Monday, April 23, 2012

How to Easily Use OpenType Fonts in LaTeX

I became interested in LaTeX out of a desire to be able to produce high-quality PDFs for self-published books. Someday I hope to be able to produce books of comparable quality to these humanities books typeset in TeX. This idea became even more feasible when I discovered the text content could be written in Markdown and converted to LaTeX with pandoc (More information in this article).

Typographically, the example books I linked to above are more the exception than the rule: the vast majority of LaTeX documents use the same boring default font, Computer Modern, that was originally packaged with the software in the 1980s. Using Computer Modern in a self-published book would be almost as bad as using Times New Roman or Arial.

If you try to figure out whether and how you might be able to use your computer’s normal fonts with LaTeX, you will soon come across a lot of extremely complicated and incomplete documentation about how to convert TrueType or OpenType fonts into a format LaTeX can use.

The happy truth is that these instructions are now obsolete: you now have easy access to OpenType fonts on Windows and Mac platforms, thanks to a new version of LaTeX called XeTeX. XeTeX includes a package called fontspec that gives full access to all system fonts, as well as advanced features for OpenType fonts, such as ligatures and small caps. XeTeX is available for Mac, but what most people don’t say is that this font-accessing goodness can also be used on Windows since XeTeX is included with Windows distributions such as TeX Live and MikTeX.

That being understood, here’s how to use your system fonts in your TeX documents (source):

  1. Use the xelatex command in place of pdflatex
  2. Add \usepackage{xltxtra} at the beginning of your preamble (some XeTeX goodies, in particular it also loads fontspec, which is needed for font selection).
  3. Add \setmainfont{Name of OTF font} in the preamble.
  4. No step 4.

Note: If you are using the aforementioned pandoc to generate your TeX documents, you do not need to do step 2 — pandoc already includes the fontspec package in its default template. Also, you can set the main font by adding the option --variable=mainfont:"font name" when calling the pandoc command.

Thursday, April 19, 2012

Publish multiple Markdown files to HTML in Windows

I wrote this script as a means of setting up a dead-simple “knowledge base” in HTML format.

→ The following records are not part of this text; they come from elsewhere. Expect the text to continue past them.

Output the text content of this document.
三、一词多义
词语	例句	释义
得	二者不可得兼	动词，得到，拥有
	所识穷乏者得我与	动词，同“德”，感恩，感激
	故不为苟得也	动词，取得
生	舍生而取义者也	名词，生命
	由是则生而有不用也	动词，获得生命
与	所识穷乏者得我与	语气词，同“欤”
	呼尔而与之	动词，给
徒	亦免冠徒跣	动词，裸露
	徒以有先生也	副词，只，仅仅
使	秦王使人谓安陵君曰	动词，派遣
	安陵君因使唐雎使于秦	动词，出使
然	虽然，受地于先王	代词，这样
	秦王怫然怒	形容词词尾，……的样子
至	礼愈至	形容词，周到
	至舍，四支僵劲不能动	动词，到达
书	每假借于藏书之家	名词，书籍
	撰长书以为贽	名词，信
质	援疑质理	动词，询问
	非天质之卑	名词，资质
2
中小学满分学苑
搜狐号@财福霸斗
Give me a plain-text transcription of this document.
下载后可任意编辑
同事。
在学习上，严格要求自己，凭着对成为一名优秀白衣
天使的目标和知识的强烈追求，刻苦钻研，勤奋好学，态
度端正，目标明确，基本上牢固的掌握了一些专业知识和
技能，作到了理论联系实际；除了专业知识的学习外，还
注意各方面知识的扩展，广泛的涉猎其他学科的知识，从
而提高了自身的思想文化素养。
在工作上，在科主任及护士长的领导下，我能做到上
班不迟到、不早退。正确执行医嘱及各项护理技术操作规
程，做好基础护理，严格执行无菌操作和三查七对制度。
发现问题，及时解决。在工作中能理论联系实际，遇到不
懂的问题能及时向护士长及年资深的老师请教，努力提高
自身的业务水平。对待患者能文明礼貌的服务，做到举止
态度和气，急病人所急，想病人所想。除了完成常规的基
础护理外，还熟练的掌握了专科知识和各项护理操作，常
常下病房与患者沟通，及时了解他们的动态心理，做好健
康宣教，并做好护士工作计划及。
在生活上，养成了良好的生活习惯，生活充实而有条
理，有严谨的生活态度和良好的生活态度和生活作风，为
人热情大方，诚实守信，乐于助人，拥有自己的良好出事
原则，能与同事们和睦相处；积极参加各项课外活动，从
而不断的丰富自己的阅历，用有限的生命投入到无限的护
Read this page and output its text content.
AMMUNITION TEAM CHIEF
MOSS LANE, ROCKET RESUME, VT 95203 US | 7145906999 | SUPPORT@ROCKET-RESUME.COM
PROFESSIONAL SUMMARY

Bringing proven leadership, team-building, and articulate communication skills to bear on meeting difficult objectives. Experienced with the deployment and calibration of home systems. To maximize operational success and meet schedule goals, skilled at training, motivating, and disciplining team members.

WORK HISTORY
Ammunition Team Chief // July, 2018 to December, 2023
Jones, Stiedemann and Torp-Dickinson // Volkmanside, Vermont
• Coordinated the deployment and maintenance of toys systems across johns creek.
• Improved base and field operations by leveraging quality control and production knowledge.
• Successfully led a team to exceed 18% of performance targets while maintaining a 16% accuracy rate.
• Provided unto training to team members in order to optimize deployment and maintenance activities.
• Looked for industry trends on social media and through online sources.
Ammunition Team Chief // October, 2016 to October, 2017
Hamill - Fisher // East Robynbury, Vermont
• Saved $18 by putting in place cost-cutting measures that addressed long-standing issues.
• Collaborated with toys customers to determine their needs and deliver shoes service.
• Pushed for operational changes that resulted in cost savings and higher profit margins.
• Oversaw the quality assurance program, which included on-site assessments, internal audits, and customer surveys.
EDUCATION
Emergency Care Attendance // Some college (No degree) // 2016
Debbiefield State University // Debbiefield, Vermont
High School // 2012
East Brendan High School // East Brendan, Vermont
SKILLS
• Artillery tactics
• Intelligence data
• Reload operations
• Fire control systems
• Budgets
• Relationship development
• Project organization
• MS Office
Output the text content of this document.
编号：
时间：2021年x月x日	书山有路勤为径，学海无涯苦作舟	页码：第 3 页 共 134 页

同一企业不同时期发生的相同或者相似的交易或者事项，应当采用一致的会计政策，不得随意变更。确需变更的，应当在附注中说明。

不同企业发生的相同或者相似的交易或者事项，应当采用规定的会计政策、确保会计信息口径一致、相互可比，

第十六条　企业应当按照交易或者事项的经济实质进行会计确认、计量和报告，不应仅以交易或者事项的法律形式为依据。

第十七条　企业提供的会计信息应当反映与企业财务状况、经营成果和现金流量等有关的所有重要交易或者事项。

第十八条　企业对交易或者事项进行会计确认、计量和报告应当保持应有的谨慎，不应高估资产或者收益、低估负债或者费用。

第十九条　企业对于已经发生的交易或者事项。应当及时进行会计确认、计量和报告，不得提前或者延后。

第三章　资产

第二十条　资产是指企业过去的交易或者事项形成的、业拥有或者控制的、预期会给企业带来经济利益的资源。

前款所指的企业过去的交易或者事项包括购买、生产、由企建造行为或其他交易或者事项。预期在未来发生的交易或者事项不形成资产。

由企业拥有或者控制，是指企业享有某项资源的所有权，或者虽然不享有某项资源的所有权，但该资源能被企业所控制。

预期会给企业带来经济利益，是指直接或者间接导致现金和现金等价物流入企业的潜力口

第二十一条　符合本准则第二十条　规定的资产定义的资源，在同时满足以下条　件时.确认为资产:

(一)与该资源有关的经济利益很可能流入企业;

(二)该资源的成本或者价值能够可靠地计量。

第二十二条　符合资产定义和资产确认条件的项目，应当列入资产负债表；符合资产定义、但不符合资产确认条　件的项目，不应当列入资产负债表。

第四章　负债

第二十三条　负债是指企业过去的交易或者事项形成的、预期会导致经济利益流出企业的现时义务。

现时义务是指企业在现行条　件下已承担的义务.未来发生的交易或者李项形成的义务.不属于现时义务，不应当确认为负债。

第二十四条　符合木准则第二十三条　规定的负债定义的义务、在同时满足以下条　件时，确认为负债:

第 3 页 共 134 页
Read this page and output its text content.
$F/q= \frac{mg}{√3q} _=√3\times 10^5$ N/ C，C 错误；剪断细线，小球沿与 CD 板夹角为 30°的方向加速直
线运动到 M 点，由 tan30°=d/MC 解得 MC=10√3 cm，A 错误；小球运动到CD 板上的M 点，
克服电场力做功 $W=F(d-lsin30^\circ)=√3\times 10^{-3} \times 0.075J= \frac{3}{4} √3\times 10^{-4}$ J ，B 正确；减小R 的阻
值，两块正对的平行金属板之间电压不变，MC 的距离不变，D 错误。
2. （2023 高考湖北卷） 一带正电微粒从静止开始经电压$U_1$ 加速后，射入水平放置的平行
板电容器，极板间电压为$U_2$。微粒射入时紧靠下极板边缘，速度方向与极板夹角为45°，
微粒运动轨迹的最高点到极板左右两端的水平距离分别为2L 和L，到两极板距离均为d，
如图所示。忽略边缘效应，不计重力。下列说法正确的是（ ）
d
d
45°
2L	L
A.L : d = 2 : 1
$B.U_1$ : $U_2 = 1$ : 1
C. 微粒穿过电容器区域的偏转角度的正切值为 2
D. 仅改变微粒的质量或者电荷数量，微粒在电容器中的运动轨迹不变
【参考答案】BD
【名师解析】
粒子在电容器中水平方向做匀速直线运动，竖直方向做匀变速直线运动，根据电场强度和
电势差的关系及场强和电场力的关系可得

The idea is to write documentation as a collection of plain-text files in Markdown format and have a no-fuss way to publish them as HTML, re-publishing changes as necessary.

In order for this script to work, you need to be on Windows, and you need to install a program called pandoc.

How to use it:

  1. Save a copy of this script file in any folder containing a bunch of Markdown-formatted text files. Include a stylesheet.css file in this folder as well if you want the HTML files to have CSS styling.
  2. Run the script (double-click it) — it will silently create updated HTML files for every text file in the folder. Only text files whose HTML counterparts are out of date or nonexistent will be processed.

You can either copy and paste the code below into Notepad and save it as a .vbs file, or you can download the latest version in a zip file. The code in the download will be more extensively commented, and may also contain enhancements developed since this post was written.

Here’s the basic code (provided under the terms of the Artistic License 2.0 —

Set objShell = CreateObject("WScript.Shell")
Set objFSO = CreateObject("Scripting.FileSystemObject")

strThisFolder = objFSO.GetParentFolderName(Wscript.ScriptFullName)
Set objStartFolder = objFSO.GetFolder(strThisFolder)
strConverterCommand = "pandoc -f markdown -t html -c stylesheet.css -o "

Set objFilesToUpdate = CreateObject("Scripting.Dictionary")

Set colFiles = objStartFolder.Files
For Each objFile in colFiles
    If objFSO.GetExtensionName(objFile.Name) = "txt" Then

        ' Check if HTML version of this text file exists in this folder
        strHTMLName = strThisFolder & "\" & Replace(objFile.Name, ".txt", ".html")
        If objFSO.FileExists(strHTMLName) Then

            ' If it exists, compare the timestamps
            Set objHTMLFile = objFSO.GetFile(strHTMLName)
            If objFile.DateLastModified > objHTMLFile.DateLastModified Then
                'If the text file is newer, add this text file to the list
                objFilesToUpdate.Add objFile.Name, strHTMLName
            End if

            ' If the file does not exist yet, add this text file to the list
            objFilesToUpdate.Add objFile.Name, strHTMLName
        End if
    End if

' Update all the text files in the list.
colFilesToUpdate = objFilesToUpdate.Keys
For Each strSourceFile in colFilesToUpdate

    objShell.Run strConverterCommand & objFilesToUpdate.Item(strSourceFile) & " " & strSourceFile, 3, True

Possible Future Improvements:

  • The script isn’t very helpful about telling you how long the process is going to take. I looked at several options for providing a progress bar or some kind of status output, but ultimately VBScript is just really sucky at this.
  • Pandoc is a very powerful converter. One could easily tweak the script to add options for producing LaTeX or even PDF files.